A measure of the proportion of explained variance (derived from Gini's total variation) may be derived from the total sum of squares (SS) in an $I\times J$ table

$$\text{TSS}=\frac{N}{2}-\frac{1}{2N}\sum_{i=1}^Ix_{i\cdot}^2,$$

which can be partitioned as a within- and between-group SS. Of interest here is the variance explained by considering the different categories (BSS) divided by the total variance, TSS. Like in the ANOVA framework, we have BSS=TSS-WSS, where

$$\text{WSS}=\frac{N}{2}-\frac{1}{2}\sum_{j=1}^J\frac{1}{x_{\cdot j}}\sum_{i=1}^Ix_{ij}^2,$$

so that we can derive BSS/TSS as

$$\hat\tau_{R|C}=\frac{\sum_j\frac{1}{x_{\cdot j}}\sum_i x_{ij}^2-\frac{1}{N}\sum_ix_{i\cdot}^2}{N-\frac{1}{N}\sum_ix_{i\cdot}^2}.$$

This measure can be interpreted as "the relative decrease in the proportion of incorrect predictions when we go from predicting the row category based only on the row marginal probabilities to predicting the row category based on the conditional proportions $p_{ij}/p_{\cdot j}$" (Bishop et al., 2007, p. 391).

Finally, measures based on the cross-product ratios are also available, as well as measures of agreement for ordinal variables, but I realize now that I need to stop (and thank the reader who reached the end of this overview).

A thorough overview of measures of association may be found in Bishop et al. (2007), from which I grabbed most of the above discussion, and of course Agresti (2002), about which Laura Thompson made a complete R adaptation in his textbook R (and S-PLUS) Manual to Accompany Agresti's Categorical Data Analysis.

References

1. Agresti, A. (2002). Categorical Data Analysis. Wiley. Companion website
2. Bishop, Y.M., Fienberg, S.E., and Holland, P.W. (2007). Discrete Multivariate Analysis. Springer.
3. Goodman, L.A. and Kruskall, W.H. (1954). Measures of association for cross-classification. JASA, 49, 732-764.
4. Yule, G.U. (1912). On the methods of measuring association between two attributes. Journal of the Royal Society, 75, 579-642.

I would use Fisher's Exact Test, even for large N. I wouldn't know why not. Any performance argument predates today's fast computers.

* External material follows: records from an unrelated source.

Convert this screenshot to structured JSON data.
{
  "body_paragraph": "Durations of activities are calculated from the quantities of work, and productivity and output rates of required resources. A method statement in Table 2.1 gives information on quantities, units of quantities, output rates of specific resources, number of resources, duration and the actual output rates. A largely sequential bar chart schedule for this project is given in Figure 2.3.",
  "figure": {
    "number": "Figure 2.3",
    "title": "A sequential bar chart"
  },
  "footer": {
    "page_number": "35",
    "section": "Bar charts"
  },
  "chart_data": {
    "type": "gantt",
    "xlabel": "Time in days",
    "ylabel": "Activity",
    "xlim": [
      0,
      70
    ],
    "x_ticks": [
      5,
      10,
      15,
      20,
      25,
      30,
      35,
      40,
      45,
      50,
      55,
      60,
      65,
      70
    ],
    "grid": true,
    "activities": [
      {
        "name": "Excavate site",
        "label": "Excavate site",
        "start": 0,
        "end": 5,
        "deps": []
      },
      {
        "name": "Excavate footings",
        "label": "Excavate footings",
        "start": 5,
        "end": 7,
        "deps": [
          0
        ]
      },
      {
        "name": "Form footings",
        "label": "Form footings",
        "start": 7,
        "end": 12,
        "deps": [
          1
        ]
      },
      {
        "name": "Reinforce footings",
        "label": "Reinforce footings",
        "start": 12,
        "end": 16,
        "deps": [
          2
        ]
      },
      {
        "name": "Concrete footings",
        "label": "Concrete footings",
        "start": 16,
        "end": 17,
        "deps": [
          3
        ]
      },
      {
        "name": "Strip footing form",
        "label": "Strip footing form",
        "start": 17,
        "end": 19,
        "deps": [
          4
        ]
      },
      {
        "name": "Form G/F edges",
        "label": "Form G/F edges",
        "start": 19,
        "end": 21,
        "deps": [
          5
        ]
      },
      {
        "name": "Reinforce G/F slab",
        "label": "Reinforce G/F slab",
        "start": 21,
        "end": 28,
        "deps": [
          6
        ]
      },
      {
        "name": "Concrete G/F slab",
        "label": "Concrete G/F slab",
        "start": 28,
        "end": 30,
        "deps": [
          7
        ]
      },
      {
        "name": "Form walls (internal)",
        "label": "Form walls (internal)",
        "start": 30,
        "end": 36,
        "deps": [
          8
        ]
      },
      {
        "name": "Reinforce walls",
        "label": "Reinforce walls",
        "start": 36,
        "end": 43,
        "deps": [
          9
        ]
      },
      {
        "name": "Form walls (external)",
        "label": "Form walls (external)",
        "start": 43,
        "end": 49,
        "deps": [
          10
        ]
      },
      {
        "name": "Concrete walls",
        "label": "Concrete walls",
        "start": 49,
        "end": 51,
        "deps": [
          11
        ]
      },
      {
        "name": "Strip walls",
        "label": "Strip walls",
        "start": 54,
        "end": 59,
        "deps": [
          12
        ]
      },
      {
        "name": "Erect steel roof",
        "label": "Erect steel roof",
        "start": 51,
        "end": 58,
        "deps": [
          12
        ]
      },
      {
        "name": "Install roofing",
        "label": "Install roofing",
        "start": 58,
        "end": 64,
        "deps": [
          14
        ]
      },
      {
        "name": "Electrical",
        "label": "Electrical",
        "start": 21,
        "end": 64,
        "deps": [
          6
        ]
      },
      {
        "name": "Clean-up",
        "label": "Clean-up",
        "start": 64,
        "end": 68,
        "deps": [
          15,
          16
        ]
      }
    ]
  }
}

• I agree that computing resources allow to easily perform permutation and exact tests, or long runs of Monte Carlo simulations, but here is a paper (from Statistics in Medicine) where the authors argued against the systematic use of Fisher's exact test and rather recommended choosing the test according to the question that is posed: bit.ly/9qflht. – chl Sep 16 '10 at 12:20
• @chl: I don't have (free) access to the article. I'm very interested in the arguments. What can be more exact than Exact? – Michel de Ruiter Sep 19 '10 at 20:11
• Here is the electronic copy in case you want to read it (it's very instructive and includes a lot of references): j.mp/b2Wbpn. – chl Sep 19 '10 at 20:20
• Why not? Because Fisher's Exact Test it assumes that data generating process has both sets of marginal totals fixed but actually occurring processes seldom do. As Hadley points out, we need to know about that generating process. – conjugateprior Nov 3 '10 at 12:59
• Now that I think of it: agreed! – Michel de Ruiter Nov 8 '10 at 14:38

I must agree.. there is no single best analysis! not just in cross tabulations or analysis of categorical data but in any data analysis... and thank god for that! if there was just a single best way to address these analyses well many of us would not have a job to start with... not to mention the loss of the thrill of the hunt!

the joy of analysis is the unknown and the search for answers and evidence and how one question leads to another... that is what i love about statistics!

So back to the categorical data analysis... it really depends on what your doing. Are you looking to find how different variables affect each other as in drug tests for example we may look at treatment vs placebo crossed with disease and no disease... the question here is does treatment reduce disease.... chi square usually does well here (given a good sample size). Another context ihad today was looking at missing value trends... i was looking to find if missing values in one categorical variable relate to another... in some cases i knew the result should be missing and yet there were observations that had values... a completely different context to the drug test!